И как бы наши бабушки ни были далеки от совершенства, какие бы про­блемы мы ни нажили в связи с таким — на поколение назад смещенным — особым их значением в жизни внучек... Конечно, материнская фигура бес­конечно важна и, по идее, единственна. Бабушек должно быть хотя бы две и по понятным причинам они часто не питают друг к другу нежных чувств. Конечно, пожилой возраст той, которая растит ребенка, накладыва­ет массу отпечатков: тут и чрезмерная забота о безопасности, и нормы другого поколения, и особые отношения с собственной иссякающей и внучкиной расцветающей сексуальностью... Конечно, лучше всего, когда у девочки есть мама с папой, бабушки с дедушками и сестры с братьями. Лучше. Но не вышло. И поскольку мы-то знаем, как оно было на самом деле, мы понимаем и другое: бабушки спасли немыслимое число малень­ких женских душ. А что еще они оставили, разбираться уж нам самим. Они сделали, что могли.

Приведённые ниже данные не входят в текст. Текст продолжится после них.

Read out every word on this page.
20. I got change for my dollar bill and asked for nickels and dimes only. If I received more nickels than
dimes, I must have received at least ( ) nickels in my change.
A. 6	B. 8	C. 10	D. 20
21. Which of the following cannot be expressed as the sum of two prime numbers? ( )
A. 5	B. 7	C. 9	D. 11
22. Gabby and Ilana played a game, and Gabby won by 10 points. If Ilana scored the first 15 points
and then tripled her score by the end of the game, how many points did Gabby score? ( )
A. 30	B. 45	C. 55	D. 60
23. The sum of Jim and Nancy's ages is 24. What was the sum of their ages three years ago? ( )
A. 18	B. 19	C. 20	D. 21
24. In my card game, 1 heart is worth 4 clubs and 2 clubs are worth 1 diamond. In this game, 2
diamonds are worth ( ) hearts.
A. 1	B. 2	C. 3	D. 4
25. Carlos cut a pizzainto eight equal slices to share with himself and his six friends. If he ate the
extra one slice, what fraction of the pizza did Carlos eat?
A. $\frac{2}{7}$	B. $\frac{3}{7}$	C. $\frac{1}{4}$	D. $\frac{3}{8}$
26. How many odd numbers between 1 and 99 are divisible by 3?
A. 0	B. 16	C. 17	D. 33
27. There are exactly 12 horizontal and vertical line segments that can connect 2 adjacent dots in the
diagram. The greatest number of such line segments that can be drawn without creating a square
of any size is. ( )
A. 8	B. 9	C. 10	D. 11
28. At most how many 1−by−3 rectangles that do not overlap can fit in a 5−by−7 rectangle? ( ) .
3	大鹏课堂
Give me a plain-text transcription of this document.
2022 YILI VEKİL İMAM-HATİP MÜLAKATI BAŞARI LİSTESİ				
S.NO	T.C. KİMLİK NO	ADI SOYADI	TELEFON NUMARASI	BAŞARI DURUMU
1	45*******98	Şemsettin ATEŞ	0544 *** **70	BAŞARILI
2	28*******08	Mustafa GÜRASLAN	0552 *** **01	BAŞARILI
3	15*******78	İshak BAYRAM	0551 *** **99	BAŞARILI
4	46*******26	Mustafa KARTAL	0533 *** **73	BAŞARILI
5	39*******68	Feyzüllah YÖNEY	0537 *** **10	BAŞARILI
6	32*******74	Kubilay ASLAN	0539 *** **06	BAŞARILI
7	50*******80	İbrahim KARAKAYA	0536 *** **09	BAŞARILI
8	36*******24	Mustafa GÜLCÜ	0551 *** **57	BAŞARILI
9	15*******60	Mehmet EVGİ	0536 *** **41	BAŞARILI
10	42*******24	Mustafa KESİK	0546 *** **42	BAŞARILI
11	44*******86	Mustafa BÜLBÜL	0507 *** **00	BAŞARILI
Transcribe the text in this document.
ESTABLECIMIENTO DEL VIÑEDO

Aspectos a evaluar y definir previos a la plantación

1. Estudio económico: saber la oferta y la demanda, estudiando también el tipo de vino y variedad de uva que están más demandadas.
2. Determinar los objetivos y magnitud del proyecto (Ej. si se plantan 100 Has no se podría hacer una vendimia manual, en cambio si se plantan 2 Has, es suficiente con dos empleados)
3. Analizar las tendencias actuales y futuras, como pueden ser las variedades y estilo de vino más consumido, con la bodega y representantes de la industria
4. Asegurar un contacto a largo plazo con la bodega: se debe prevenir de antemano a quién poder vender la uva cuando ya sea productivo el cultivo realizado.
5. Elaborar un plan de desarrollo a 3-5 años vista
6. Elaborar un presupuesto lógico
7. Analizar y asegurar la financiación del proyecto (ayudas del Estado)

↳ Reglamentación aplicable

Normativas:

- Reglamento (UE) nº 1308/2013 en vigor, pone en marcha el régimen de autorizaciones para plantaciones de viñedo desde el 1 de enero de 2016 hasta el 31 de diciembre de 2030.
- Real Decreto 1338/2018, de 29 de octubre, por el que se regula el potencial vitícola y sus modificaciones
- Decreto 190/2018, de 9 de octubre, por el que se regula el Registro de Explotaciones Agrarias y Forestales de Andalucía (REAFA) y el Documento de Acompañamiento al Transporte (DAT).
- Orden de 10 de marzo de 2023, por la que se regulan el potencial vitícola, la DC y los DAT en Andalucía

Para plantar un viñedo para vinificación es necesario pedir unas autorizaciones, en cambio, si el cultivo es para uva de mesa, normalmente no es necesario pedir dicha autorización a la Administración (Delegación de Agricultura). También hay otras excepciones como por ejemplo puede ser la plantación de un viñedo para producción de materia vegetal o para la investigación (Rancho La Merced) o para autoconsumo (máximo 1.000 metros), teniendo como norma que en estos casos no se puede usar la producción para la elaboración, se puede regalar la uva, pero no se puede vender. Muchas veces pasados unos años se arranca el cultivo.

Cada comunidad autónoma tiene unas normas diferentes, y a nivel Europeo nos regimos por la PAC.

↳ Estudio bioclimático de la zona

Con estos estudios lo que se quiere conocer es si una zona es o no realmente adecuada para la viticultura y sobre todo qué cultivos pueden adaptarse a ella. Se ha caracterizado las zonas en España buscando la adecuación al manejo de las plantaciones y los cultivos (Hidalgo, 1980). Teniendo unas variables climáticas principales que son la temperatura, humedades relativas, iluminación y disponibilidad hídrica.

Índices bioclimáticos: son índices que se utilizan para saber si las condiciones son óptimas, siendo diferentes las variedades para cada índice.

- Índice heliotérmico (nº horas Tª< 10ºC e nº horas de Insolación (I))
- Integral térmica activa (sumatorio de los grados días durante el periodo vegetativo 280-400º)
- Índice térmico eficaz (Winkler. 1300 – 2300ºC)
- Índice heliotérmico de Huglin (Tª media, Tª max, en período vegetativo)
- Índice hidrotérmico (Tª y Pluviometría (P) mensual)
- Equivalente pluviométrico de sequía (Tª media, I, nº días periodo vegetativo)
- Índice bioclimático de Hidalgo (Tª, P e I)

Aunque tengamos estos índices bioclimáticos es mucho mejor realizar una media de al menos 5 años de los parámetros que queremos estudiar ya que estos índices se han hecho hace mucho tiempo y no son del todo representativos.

Бабушка, видишь, я мою в передней пол.

У меня беспорядок, но в общем довольно чисто.

Глажу белье, постелив одеяльце на стол,

И дети мои читают Оливер-Твиста.

Бабушка, видишь, я разбиваю яйцо,

Не перегрев сковородку, совсем как надо.

В мире, где Хаос дышит сивухой в лицо,

Я надуваю пузырь тишины и уклада.

Бабушка, видишь, я отгоняю безумье и страх,

Я потери несу, отступаю к самому краю:

Рис еще промываю в семи водах,

А вот гречку уже почти не перебираю.

Бабушка, видишь, я в карауле стою

Над молоком, и мерцает непрочная сфера...

Вот отобьемся — приду наконец на могилу твою,

Как к неизвестному воину, бабушка Вера!

Марина Бородицкая.

Из сборника "Я раздеваю солдата"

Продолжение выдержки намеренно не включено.